Österreich wird hier durch das Streichquartett Nr. 2 fis-Moll für Sopran und Streichquartett von Arnold Schönberg (1874–1951) repräsentiert, einem Komponisten, der in vielerlei Hinsicht die Richtung der Musik im 20. Jahrhundert bestimmte. Sein Streichquartett Nr. 2 ist ein bemerkenswertes Werk aus dem Jahr 1907, das mit etlichen Neuerungen aufwarten kann – so etwa mit einem Sopranpart in den letzten zwei Sätzen, aber auch mit der Anwendung neuer, seinerzeit noch wenig bekannter harmonischer Beziehungen, die sich langsam, aber sicher von der traditionellen Tonalität entfernen. Wenngleich stellenweise noch in der Tonalität verankert, bietet das Stück bemerkenswerte Akkordfolgen wie „von anderen Planeten“, wie dies im Text des vertontes Gedichts Entrückung von Stefan George steht. Es sollte nicht unerwähnt bleiben, dass dieses Streichquartett auch manche Brünner Komponisten beeinflusste – so schrieben nach seiner Aufführung im Jahr 1925 etwa Václav Kaprál oder Vilém Petrželka Streichquartette mit Sopransolo.

Für Ungarn steht Béla Bartók (1881–1945), der sieben Jahre nach Schönberg geboren wurde. In seinem kompositorischen Werk ging Bartók ähnlich wie Janáček vielfach von der Volksmusik aus, doch beschritt er bei der Modalität wie bei der Instrumentierung ganz neue Wege. Sein Streichquartett Nr. 3 entstand im September 1927 in Budapest, und obgleich es sich um Bartóks kürzestes Quartett handelt, ist es ein gewichtiges Werk, das auf die Zweite Wiener Schule verweist – kein Wunder, schrieb es der Komponist doch unter dem Eindruck von Alban Bergs Lyrischer Suite. In dem ohne Unterbrechung gespielten viersätzigen Stück kommen neue harmonische Verfahren ebenso zur Anwendung wie Anklänge an die ungarische Volksmusik. Ähnlich wie Janáček experimentiert Bartók hier auch mit verschiedenen Spieltechniken.

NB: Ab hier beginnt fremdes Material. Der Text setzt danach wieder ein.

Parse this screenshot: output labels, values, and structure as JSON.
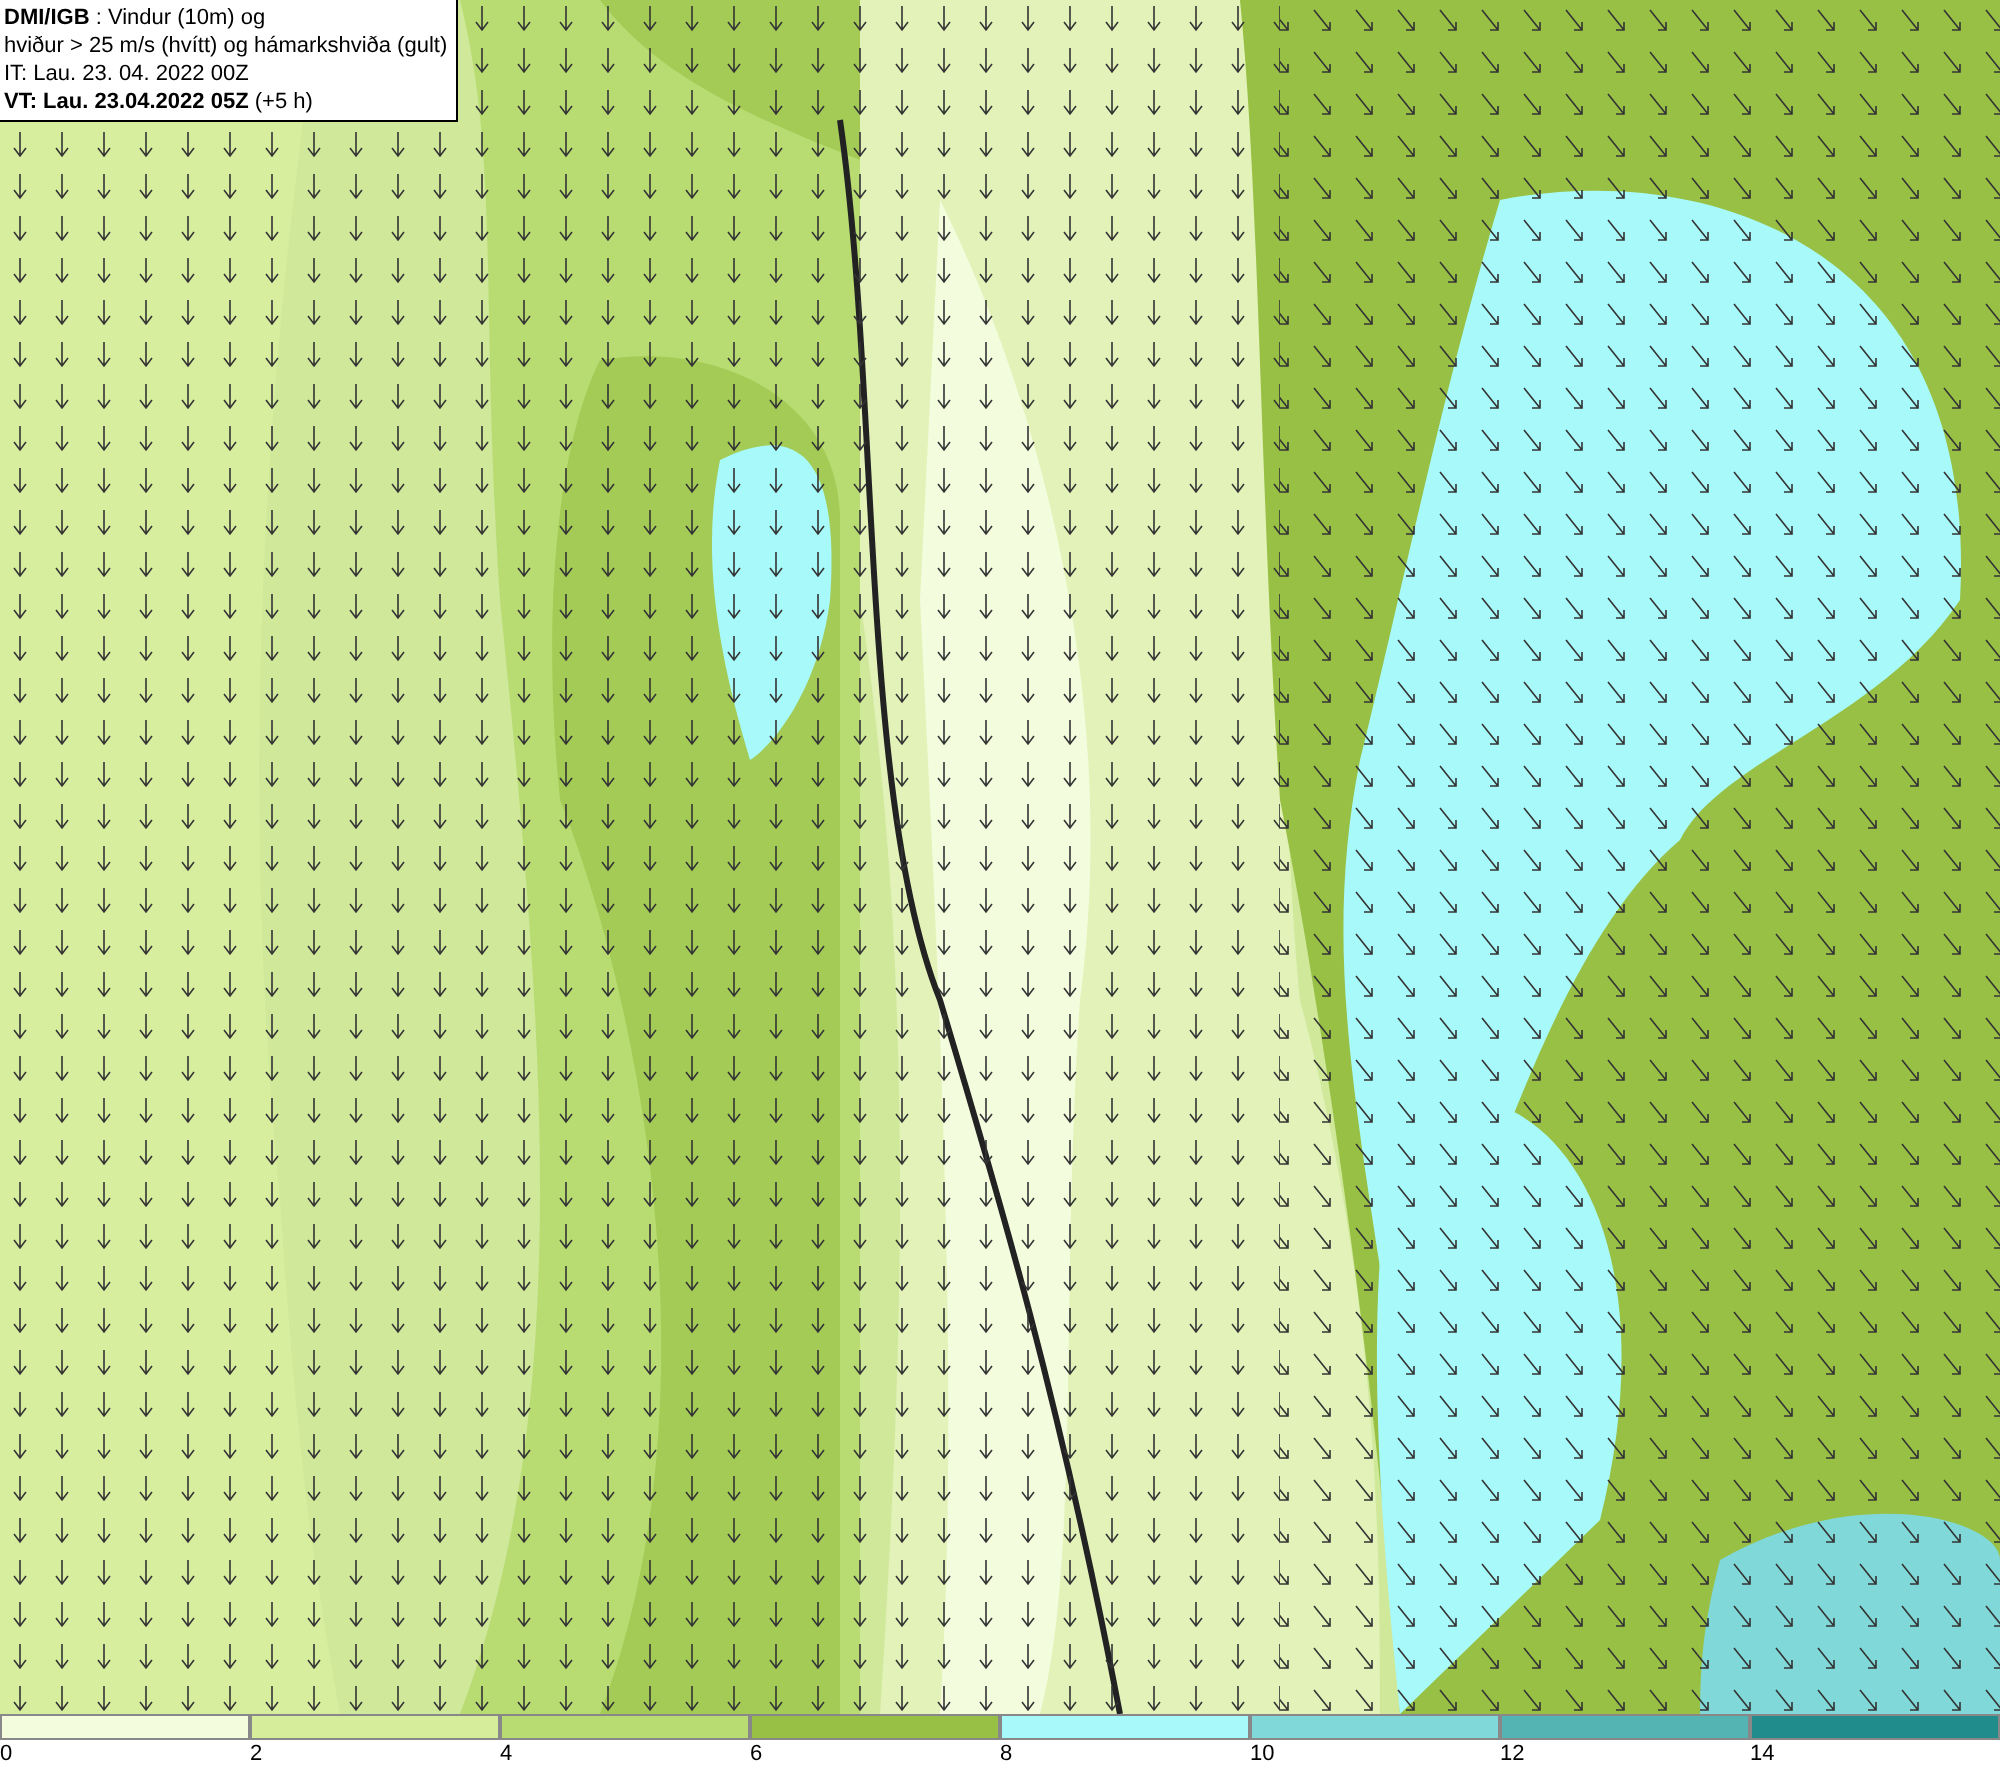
{
  "header": {
    "lines": [
      "**DMI/IGB** : Vindur (10m) og",
      "hviður > 25 m/s (hvítt) og hámarkshviða (gult)",
      "IT: Lau. 23. 04. 2022 00Z",
      "**VT: Lau. 23.04.2022 05Z** (+5 h)"
    ]
  },
  "legend": [
    {
      "color": "#f4fcde",
      "label": "0"
    },
    {
      "color": "#d6ee9c",
      "label": "2"
    },
    {
      "color": "#b8dc72",
      "label": "4"
    },
    {
      "color": "#98c045",
      "label": "6"
    },
    {
      "color": "#a8fafa",
      "label": "8"
    },
    {
      "color": "#80d8d8",
      "label": "10"
    },
    {
      "color": "#54b4b4",
      "label": "12"
    },
    {
      "color": "#218c8c",
      "label": "14"
    }
  ]
}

Leoš Janáček (1854–1928) war zwar eine Generation älter als Schönberg und Bartók, steht diesen Autoren jedoch in seinem Einfluss auf die Musik des 20. Jahrhunderts in nichts nach. Sein Streichquartett nach Tolstois „Kreutzersonate“ stammt aus dem Jahr 1923. Die Entstehungsgeschichte dieser Komposition reicht jedoch bis ins Jahr 1908 zurück, als Janáček ein heute nicht mehr erhaltenes Klaviertrio schrieb, bei dem er sich durch Tolstois Novelle inspirieren ließ. Vom musikalischen Material dieses Trios ging Janáček später bei der Komposition seines ersten Streichquartetts aus. Er widmete dieses Opus dem bekannten Böhmischen Quartett, welches es auch bei der Uraufführung am 17. Oktober 1924 interpretierte. Der damals bereits siebzigjährige Autor konnte mit diesem Werk große Erfolge verbuchen, so erklang es etwa 1925 beim Festival der Internationalen Gesellschaft für moderne Musik in Venedig.